In 2011, life coach Simone Kelly-Brown sued Winfrey for using “own your power” on the cover of O, The Oprah Magazine, claiming she trademarked the three-word phrase in 1996.
The legal fight bounced back and forth between New York federal court and the 2nd Circuit for years, eventually ending in a decision Friday.
The appellate panel held that standing alone, the literal mark of “own your power” is not distinctive and doesn’t warrant trademark protection.

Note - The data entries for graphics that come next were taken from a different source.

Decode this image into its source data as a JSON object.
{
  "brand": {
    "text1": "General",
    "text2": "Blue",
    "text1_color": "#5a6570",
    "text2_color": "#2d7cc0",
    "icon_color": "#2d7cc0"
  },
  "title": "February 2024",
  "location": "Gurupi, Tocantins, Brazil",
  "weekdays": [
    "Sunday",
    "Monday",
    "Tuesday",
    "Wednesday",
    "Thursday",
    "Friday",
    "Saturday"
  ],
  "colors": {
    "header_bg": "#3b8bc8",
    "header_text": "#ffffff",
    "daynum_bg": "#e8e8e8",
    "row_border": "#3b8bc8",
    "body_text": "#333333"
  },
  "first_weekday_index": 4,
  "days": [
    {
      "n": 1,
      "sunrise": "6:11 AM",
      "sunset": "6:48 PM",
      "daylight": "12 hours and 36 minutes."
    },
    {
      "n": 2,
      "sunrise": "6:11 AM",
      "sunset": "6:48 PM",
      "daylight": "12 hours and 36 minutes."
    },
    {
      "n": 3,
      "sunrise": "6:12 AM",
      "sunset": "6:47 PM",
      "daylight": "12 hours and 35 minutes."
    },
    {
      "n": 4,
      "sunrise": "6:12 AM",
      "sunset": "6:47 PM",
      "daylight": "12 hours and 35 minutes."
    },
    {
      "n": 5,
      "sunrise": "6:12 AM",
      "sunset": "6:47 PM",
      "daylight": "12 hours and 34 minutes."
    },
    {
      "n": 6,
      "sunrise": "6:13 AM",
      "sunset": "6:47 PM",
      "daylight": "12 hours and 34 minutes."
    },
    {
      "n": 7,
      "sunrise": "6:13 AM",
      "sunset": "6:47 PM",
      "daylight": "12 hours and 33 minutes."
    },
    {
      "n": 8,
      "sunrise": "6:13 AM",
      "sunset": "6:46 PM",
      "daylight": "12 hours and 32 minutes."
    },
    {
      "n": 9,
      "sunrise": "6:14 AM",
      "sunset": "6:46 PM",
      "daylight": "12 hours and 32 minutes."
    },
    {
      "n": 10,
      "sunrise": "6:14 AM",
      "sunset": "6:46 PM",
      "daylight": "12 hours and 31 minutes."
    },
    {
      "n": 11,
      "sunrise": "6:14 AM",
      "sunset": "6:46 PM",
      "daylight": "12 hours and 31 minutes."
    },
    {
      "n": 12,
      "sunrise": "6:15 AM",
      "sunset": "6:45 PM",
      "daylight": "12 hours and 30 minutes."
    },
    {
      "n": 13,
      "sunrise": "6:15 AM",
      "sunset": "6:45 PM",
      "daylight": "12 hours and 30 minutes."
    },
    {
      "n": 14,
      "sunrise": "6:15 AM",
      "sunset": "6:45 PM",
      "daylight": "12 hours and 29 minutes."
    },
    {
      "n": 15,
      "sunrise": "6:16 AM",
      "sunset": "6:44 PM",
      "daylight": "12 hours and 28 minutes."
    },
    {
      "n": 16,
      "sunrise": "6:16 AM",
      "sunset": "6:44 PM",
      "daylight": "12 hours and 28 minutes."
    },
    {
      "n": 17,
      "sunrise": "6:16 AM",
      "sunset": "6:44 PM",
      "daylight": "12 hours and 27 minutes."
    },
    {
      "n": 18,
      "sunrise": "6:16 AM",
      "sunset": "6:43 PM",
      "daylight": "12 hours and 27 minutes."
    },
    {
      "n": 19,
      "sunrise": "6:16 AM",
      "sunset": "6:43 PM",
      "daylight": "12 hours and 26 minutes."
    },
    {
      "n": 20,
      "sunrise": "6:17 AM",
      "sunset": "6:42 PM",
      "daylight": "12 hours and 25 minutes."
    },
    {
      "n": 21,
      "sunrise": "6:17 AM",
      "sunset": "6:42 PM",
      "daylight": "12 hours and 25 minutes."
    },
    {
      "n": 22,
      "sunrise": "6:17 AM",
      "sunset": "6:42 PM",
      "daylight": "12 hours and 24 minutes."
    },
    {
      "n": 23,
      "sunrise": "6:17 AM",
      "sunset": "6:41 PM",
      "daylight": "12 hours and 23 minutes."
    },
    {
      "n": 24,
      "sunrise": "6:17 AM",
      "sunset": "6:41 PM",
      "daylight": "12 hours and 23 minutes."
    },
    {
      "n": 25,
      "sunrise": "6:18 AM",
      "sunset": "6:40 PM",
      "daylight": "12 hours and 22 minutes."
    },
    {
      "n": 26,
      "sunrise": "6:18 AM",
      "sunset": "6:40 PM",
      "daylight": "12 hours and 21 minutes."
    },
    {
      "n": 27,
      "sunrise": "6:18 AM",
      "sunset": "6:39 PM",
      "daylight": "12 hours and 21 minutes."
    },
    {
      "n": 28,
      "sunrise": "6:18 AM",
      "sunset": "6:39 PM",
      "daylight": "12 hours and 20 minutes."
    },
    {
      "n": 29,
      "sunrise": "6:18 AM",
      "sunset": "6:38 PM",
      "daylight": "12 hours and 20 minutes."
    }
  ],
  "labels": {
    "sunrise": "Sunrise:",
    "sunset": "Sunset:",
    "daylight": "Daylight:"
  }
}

But even if the phrase were protectable, the panel found that no reasonable jury could conclude that the phrase had become uniquely associated with Kelly-Brown’s products and services.
The issue of whether Kelly-Brown’s composite mark, the phrase combined with its design elements, is protectable wasn’t reached, although the panel’s discussion of the issue suggests that would result in a win for Winfrey as well.
“Were we to conduct such an inquiry, the Plaintiffs’ lack of protection in the literal component of their mark would be dispositive, in this case, of the strength of their mark for purposes of this analysis, just as it would be dispositive of the similarity of the marks (as it is uncontested that the Defendants’ use of the mark was similar only to the literal, and unprotected, component of the Plaintiffs’ mark),” states the summary order. (Read it in full here.)
Winfrey has won decisions in this case twice before — in 2012 and again in 2015.